This warmly spiced Pecan Crusted Acorn Squash with Crispy Sage Leaves is the ideal Thanksgiving side dish. It’s full of comforting fall flavors, and it will be a beautiful addition to your holiday table.When people ask me to describe my site, I typically say that Cooking On The Weekends celebrates the beauty of ingredients, and it’s a collection of creative, comforting recipes for casual entertaining.
Today is a perfect example of both of those things.
Let’s examine an acorn squash, shall we?
Have you ever stopped to look at one? You must. It’s like stopping to smell the roses. 😉 It’s simply stunning! The colors, the textures, the imperfections . . . .
Pause whenever you can while you’re cooking with such pretty ingredients. Always try to take your time so you don’t miss out on any of the beauty.Every stage of the cooking process can be beautiful.This dish is a lovely side as it is, and it would be fantastic with my Smoky Paprika Bacon Roasted Turkey on Thanksgiving!
You can also cut the squash into bite-sized pieces and mix it with brown rice and sautéed spinach for a hearty vegetarian dish.
Acorn squash skin is perfectly edible when it’s roasted this way.
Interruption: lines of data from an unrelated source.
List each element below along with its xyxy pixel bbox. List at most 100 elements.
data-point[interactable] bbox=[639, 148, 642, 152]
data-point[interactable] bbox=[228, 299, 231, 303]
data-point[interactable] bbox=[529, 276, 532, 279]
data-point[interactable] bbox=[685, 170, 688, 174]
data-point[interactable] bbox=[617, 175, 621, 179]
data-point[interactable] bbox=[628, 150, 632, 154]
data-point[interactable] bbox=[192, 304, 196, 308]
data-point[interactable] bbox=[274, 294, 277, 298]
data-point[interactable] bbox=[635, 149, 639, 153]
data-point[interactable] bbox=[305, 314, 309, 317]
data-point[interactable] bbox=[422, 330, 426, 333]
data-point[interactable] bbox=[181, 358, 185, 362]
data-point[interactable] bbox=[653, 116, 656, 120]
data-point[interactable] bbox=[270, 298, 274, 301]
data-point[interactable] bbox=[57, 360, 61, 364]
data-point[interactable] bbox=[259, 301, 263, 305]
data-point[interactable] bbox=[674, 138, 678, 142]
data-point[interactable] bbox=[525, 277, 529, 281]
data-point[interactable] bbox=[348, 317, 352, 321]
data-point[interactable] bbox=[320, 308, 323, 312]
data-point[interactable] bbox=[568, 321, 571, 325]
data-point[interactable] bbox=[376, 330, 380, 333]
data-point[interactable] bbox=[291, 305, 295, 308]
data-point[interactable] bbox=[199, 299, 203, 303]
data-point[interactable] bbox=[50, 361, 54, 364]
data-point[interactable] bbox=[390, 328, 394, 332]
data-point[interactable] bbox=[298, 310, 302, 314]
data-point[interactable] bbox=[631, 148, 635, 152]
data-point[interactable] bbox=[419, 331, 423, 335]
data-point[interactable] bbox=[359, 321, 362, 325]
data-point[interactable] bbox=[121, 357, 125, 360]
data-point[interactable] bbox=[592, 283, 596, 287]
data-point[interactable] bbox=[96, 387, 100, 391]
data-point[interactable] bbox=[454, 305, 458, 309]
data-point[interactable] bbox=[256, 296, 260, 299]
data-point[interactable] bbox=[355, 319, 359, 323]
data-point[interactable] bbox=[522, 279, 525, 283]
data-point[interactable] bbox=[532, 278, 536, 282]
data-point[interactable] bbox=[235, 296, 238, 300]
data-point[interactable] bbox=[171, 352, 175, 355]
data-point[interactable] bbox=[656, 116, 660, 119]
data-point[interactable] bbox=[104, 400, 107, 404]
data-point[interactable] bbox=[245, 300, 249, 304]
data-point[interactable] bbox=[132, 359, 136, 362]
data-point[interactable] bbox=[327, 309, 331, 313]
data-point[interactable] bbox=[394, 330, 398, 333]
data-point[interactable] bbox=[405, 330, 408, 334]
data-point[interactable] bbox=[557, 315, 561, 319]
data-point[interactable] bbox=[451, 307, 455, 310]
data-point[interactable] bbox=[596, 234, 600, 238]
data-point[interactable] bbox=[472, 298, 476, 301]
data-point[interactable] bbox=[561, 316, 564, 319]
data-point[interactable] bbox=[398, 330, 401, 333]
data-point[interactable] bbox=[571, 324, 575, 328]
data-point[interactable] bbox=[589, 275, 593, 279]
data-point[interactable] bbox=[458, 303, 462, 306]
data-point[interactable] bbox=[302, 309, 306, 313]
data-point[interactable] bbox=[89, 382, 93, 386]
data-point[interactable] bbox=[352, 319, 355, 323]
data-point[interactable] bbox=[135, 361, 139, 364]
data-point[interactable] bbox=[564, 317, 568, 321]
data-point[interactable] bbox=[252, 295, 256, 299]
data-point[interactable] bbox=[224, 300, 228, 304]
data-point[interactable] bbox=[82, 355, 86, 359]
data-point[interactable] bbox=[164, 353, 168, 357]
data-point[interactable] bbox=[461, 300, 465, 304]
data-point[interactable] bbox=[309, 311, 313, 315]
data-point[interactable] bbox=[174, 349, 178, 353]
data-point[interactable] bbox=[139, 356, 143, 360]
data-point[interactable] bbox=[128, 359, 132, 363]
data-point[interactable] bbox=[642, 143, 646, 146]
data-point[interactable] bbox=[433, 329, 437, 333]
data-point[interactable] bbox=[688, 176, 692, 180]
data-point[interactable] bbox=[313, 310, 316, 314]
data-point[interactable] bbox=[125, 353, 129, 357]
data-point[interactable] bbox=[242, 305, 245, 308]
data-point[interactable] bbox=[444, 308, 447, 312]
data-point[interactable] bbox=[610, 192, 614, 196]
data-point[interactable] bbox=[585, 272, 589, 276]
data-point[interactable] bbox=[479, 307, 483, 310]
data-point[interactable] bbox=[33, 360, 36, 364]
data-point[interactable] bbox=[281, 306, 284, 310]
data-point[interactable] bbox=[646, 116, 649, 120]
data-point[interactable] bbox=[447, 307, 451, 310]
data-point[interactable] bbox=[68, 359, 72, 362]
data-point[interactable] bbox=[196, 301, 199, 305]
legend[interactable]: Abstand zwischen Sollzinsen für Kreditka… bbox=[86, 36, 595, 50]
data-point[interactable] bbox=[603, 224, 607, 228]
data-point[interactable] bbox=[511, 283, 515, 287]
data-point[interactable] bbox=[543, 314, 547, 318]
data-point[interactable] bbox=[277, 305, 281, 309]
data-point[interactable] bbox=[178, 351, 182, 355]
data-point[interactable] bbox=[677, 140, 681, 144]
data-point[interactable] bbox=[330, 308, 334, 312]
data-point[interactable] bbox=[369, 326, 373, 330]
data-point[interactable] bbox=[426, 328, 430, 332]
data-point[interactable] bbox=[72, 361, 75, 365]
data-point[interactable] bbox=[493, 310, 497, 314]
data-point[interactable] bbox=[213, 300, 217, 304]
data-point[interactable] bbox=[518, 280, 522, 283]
I love how it looks with the skin for presentation — if it’s not to your taste, though, it easily comes off as you eat around it. Enjoy it any which way!
Oh, and you can follow this recipe using butternut squash too!
- 1 (approximately 2¾-pound) Acorn squash
- ¾ cup raw pecans, finely ground (see notes)
- 1 tablespoon brown sugar
- 2 teaspoons chili paste (I like Sambal Oelek)
- 1 teaspoon ground cinnamon
- 1 teaspoon ground cumin
- ½ teaspoon sea salt
- 3 tablespoons olive oil
- about 2 dozen sage leaves, washed and dried
- 2 tablespoons unsalted butter, room temperature
- Preheat the oven to 425 degrees F, adjust a rack to the center and line a baking sheet with foil and set it aside.
- Wash and dry the squash well. Then cut it in half, lengthwise, and use a spoon to remove the seeds and any stringy membranes.
- Now cut each half into approximately 1-inch slices, horizontally. Set aside on a plate.
- In a small bowl, mix the pecans with the brown sugar, chili paste, cinnamon, cumin, salt and olive oil.
- Rub one side of each squash slice with the pecan mixture and then place them on the foil-lined baking sheet, rubbed side down. (Not much will stick, and that's ok.) Then using all of the rest of it, add a thin layer to the top of each slice, about ⅛-inch thick.
- Place one or two sage leaves under each slice, and then place the pan in the preheated 425 degree F oven for 15 minutes.
- Remove the pan from the oven and cover it loosely with foil and roast for another 15 minutes.
- Remove the pan from the oven again, and evenly distribute the butter between the top surfaces of each slice, directly on top of the pecan mixture.
- Place the pan back in the oven for another 5 minutes or so -- when it's done, the squash should be very soft, the pecan crust should be golden, and the butter should be bubbling a bit.
- Let it cool a bit on the pan and then arrange on a serving platter, and as you do so, gently remove the sage leaves from the bottom of each squash slice and use them as a delicious garnish.